You might notice that the markup of these tags in the screenshot also contains the role="none" attribute, which removes the innate semantic role of the HTML tag the attribute is used on. Originally, the description list markup was chosen to provide a relationship between read-only data values, where each pair of values logically correlates to each other.
However, user feedback and testing results showed that the use of description list markup could introduce confusing and potentially verbose output from screen readers based on how they interpret the semantics. What would otherwise be simple plain text on the page, navigable in Browse/Read mode with screen reader, suddenly becomes several individual instances of lists with list items. While semantically the description list/term/definition structure is correct for reflecting the relationships of such key-value pairs, testing with various screen readers revealed that their announcements did not reflect the specific, logical type of list structure being used. Rather than indicating which text is the term and which is the definition, screen readers consider both to be a single list item within the greater description list structure. Considering how widespread these value pairs are in a given application, this introduced more complexity than intended.
Take this example of a rich text editor field displayed as read-only.

The definition, or value, contains both plain text and a link. A screen reader user navigating the page with the Tab key would hear output along the lines of “list with 1 item, regional cuisine link” when bringing keyboard focus to this link. Realistically there is no logical list structure to traverse here, but due to the tags being used, users may not be aware of this and believe otherwise.

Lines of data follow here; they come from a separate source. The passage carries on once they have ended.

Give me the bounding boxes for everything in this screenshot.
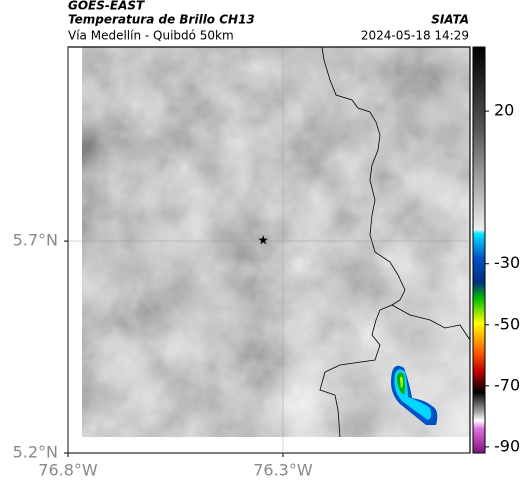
border <box>319 46 406 438</box>
border <box>391 304 471 341</box>
map <box>67 46 471 454</box>
satellite-brightening <box>82 47 470 437</box>
y-tick-label: 5.2°N <box>13 443 58 462</box>
colorbar-tick-label: -90 <box>494 436 520 455</box>
source: SIATA <box>431 13 469 27</box>
colorbar-tick-label: -30 <box>494 253 520 272</box>
storm-cell <box>391 365 438 425</box>
colorbar-tick-label: -50 <box>494 314 520 333</box>
y-tick-label: 5.7°N <box>13 231 58 250</box>
x-tick-label: 76.3°W <box>253 461 313 480</box>
subtitle: Temperatura de Brillo CH13 <box>68 13 255 27</box>
region: Vía Medellín - Quibdó 50km <box>68 29 234 43</box>
x-tick-label: 76.8°W <box>38 461 98 480</box>
colorbar-tick-label: 20 <box>494 101 514 120</box>
colorbar <box>472 46 486 454</box>
title: GOES-EAST <box>68 0 145 13</box>
timestamp: 2024-05-18 14:29 <box>361 29 469 43</box>
location-marker <box>258 235 268 245</box>
colorbar-tick-label: -70 <box>494 375 520 394</box>
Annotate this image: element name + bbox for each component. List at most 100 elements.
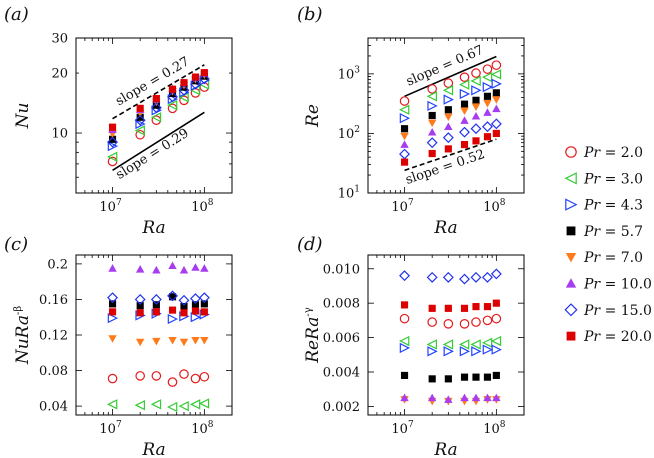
data-point	[398, 335, 410, 347]
data-point	[427, 84, 437, 94]
y-tick-label: 102	[338, 125, 360, 142]
data-point	[166, 401, 178, 413]
data-point	[472, 303, 480, 311]
data-point	[136, 113, 144, 121]
panel-label: (c)	[4, 234, 28, 255]
data-point	[481, 271, 493, 283]
data-point	[442, 339, 454, 350]
data-point	[426, 271, 438, 283]
y-tick-label: 30	[51, 32, 68, 47]
data-point	[460, 304, 469, 312]
data-point	[427, 127, 437, 136]
data-point	[135, 129, 145, 140]
fit-line	[112, 64, 205, 120]
data-point	[470, 75, 481, 87]
data-point	[200, 264, 209, 272]
legend-label: Pr = 15.0	[583, 303, 652, 319]
y-tick-label: 0.002	[323, 400, 360, 415]
data-point	[150, 293, 162, 305]
data-point	[471, 85, 482, 96]
data-point	[168, 293, 177, 301]
data-point	[481, 121, 493, 133]
data-point	[444, 395, 453, 403]
legend-marker	[565, 278, 577, 288]
data-point	[400, 301, 409, 309]
data-point	[178, 84, 190, 96]
data-point	[442, 132, 454, 144]
data-point	[400, 125, 409, 133]
data-point	[106, 399, 118, 410]
data-point	[108, 135, 117, 143]
legend-label: Pr = 4.3	[583, 198, 643, 214]
y-tick-label: 0.04	[39, 400, 68, 415]
data-point	[460, 141, 469, 149]
data-point	[472, 137, 480, 145]
data-point	[470, 123, 482, 135]
y-tick-label: 0.2	[47, 257, 68, 272]
data-point	[459, 346, 471, 357]
data-point	[444, 113, 453, 122]
data-point	[108, 308, 117, 316]
y-tick-label: 0.16	[39, 293, 68, 308]
data-point	[471, 346, 482, 357]
data-point	[167, 290, 178, 302]
y-tick-label: 0.004	[323, 365, 360, 380]
data-point	[470, 271, 482, 283]
data-point	[180, 302, 188, 311]
data-point	[150, 399, 162, 410]
data-point	[179, 338, 189, 347]
slope-label: slope = 0.29	[114, 126, 192, 183]
data-point	[491, 60, 502, 70]
data-point	[178, 400, 189, 412]
data-point	[180, 79, 188, 87]
fit-line	[404, 55, 497, 98]
data-point	[150, 112, 162, 123]
data-point	[107, 136, 119, 148]
data-point	[443, 319, 454, 329]
legend-marker	[565, 253, 577, 263]
data-point	[444, 122, 453, 131]
data-point	[483, 108, 492, 116]
y-tick-label: 103	[338, 65, 361, 82]
data-point	[459, 319, 470, 329]
data-point	[152, 265, 161, 274]
data-point	[400, 158, 409, 166]
x-axis-label: Ra	[141, 440, 165, 458]
x-tick-label: 108	[191, 198, 214, 215]
data-point	[492, 299, 500, 307]
data-point	[108, 300, 117, 308]
legend-marker	[564, 303, 578, 317]
legend-marker	[565, 198, 578, 211]
panel-c: 107 108 0.04 0.08 0.12 0.16 0.2 Ra NuRa-β (c)	[4, 234, 233, 458]
data-point	[491, 344, 502, 355]
data-point	[400, 140, 409, 148]
y-axis-label: ReRa-γ	[303, 307, 323, 364]
data-point	[444, 145, 452, 153]
legend: Pr = 2.0 Pr = 3.0 Pr = 4.3 Pr = 5.7 Pr = 7.0…	[564, 145, 652, 345]
data-point	[135, 265, 145, 273]
legend-label: Pr = 2.0	[583, 145, 643, 161]
data-point	[198, 398, 210, 409]
data-point	[189, 399, 201, 410]
data-point	[483, 133, 492, 141]
data-point	[200, 336, 209, 345]
y-tick-label: 0.008	[323, 297, 360, 312]
data-point	[426, 137, 438, 149]
data-point	[460, 107, 469, 115]
data-point	[108, 123, 117, 131]
data-point	[482, 315, 493, 326]
data-point	[399, 113, 411, 124]
data-point	[444, 375, 452, 383]
x-tick-label: 107	[391, 198, 414, 215]
y-axis-label: Nu	[13, 103, 33, 130]
data-point	[108, 335, 117, 343]
x-tick-label: 108	[483, 420, 506, 437]
data-point	[399, 96, 410, 106]
data-point	[443, 78, 454, 88]
plot-frame	[367, 254, 525, 416]
data-point	[400, 393, 409, 402]
data-point	[135, 371, 145, 381]
data-point	[136, 309, 144, 317]
data-point	[471, 68, 481, 78]
data-point	[472, 373, 480, 381]
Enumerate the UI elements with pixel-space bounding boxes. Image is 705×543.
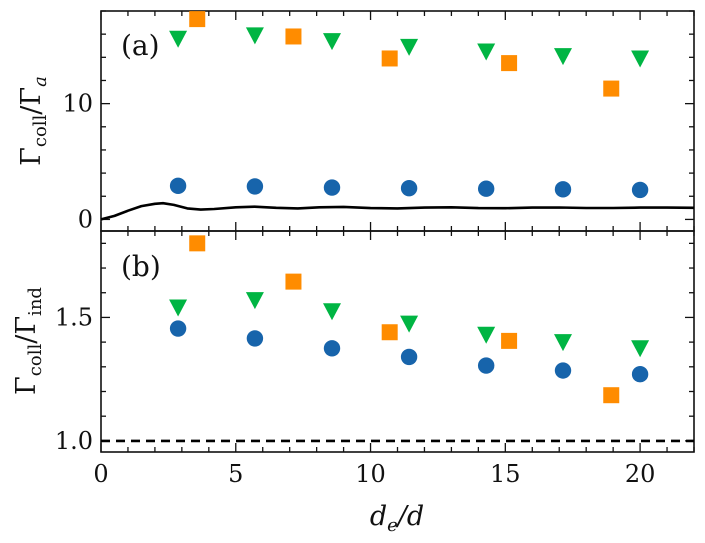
data-point-triangle xyxy=(631,50,650,68)
data-point-square xyxy=(285,28,302,45)
data-point-triangle xyxy=(245,27,264,45)
data-point-circle xyxy=(169,320,187,337)
data-point-triangle xyxy=(477,43,496,61)
data-point-square xyxy=(603,80,620,97)
data-point-square xyxy=(381,50,398,67)
panel-b-label: (b) xyxy=(121,250,161,283)
data-point-circle xyxy=(554,362,572,379)
data-point-triangle xyxy=(169,30,188,48)
y-tick-label: 10 xyxy=(62,90,93,118)
x-tick-label: 20 xyxy=(625,460,656,488)
y-tick-label: 1.0 xyxy=(55,427,93,455)
data-point-triangle xyxy=(169,299,188,317)
data-point-circle xyxy=(400,179,418,197)
data-point-triangle xyxy=(631,340,650,358)
x-tick-label: 5 xyxy=(228,460,243,488)
data-point-triangle xyxy=(400,38,419,56)
data-point-square xyxy=(501,332,518,349)
series-line xyxy=(100,201,695,221)
panel-b: 1.0 1.5 (b) Γcoll/Γind xyxy=(11,230,695,455)
data-point-circle xyxy=(246,330,264,347)
panel-b-ylabel: Γcoll/Γind xyxy=(11,287,46,395)
data-point-triangle xyxy=(323,33,342,51)
data-point-triangle xyxy=(245,292,264,310)
data-point-circle xyxy=(400,348,418,366)
data-point-circle xyxy=(323,340,341,357)
data-point-square xyxy=(501,55,518,72)
data-point-triangle xyxy=(554,334,573,352)
data-point-circle xyxy=(477,180,495,197)
data-point-square xyxy=(603,387,620,404)
data-point-circle xyxy=(477,357,495,374)
data-point-circle xyxy=(323,179,341,196)
y-tick-label: 1.5 xyxy=(55,303,93,331)
panel-a: 0 10 (a) Γcoll/Γa xyxy=(16,10,695,233)
data-point-triangle xyxy=(554,48,573,66)
data-point-circle xyxy=(246,178,264,195)
data-point-square xyxy=(189,235,206,252)
panel-a-ylabel: Γcoll/Γa xyxy=(16,76,51,166)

The solution approach for meaningful screen reader interaction
To mitigate this, In Platform versions '25.1.3 and '26.1 onwards we add the role="none" attribute on the parent <dl> tag for two reasons.
The first is to suppress the screen reader announcement of the list and listitem structure, as it does not specify individual relationships between field and value. Instead, such values are treated as plain text on the page, navigable in Browse/Read mode with screen readers.
The second reason is to support how screen reader announces and navigates the text. Were we to also apply role="none" to the <dt> and <dd> tags, screen readers would announce all the data in a single arrow key press in browse mode - all as one string of text. So by just applying the role to the parent list container element, we preserve a logical reading sequence and avoid a confusing experience where all the data is announced at once.

Automated testing tools such as aXe DevTools may flag the usage of this role incorrect if Best Practices are included in the testing criteria. The use of this role should not introduce accessibility issues or with assistive technology or barriers to understanding the content contained within.
Additionally for scenarios involving read-only rich text fields, beginning in the '26.1 release Constellation's RTE now uses Tiptap RTE. When displayed in read-only mode it maintains the markup of the RTE in its editable state and only sets the contenteditable attribute to false, thus avoiding the presence of any description list structure.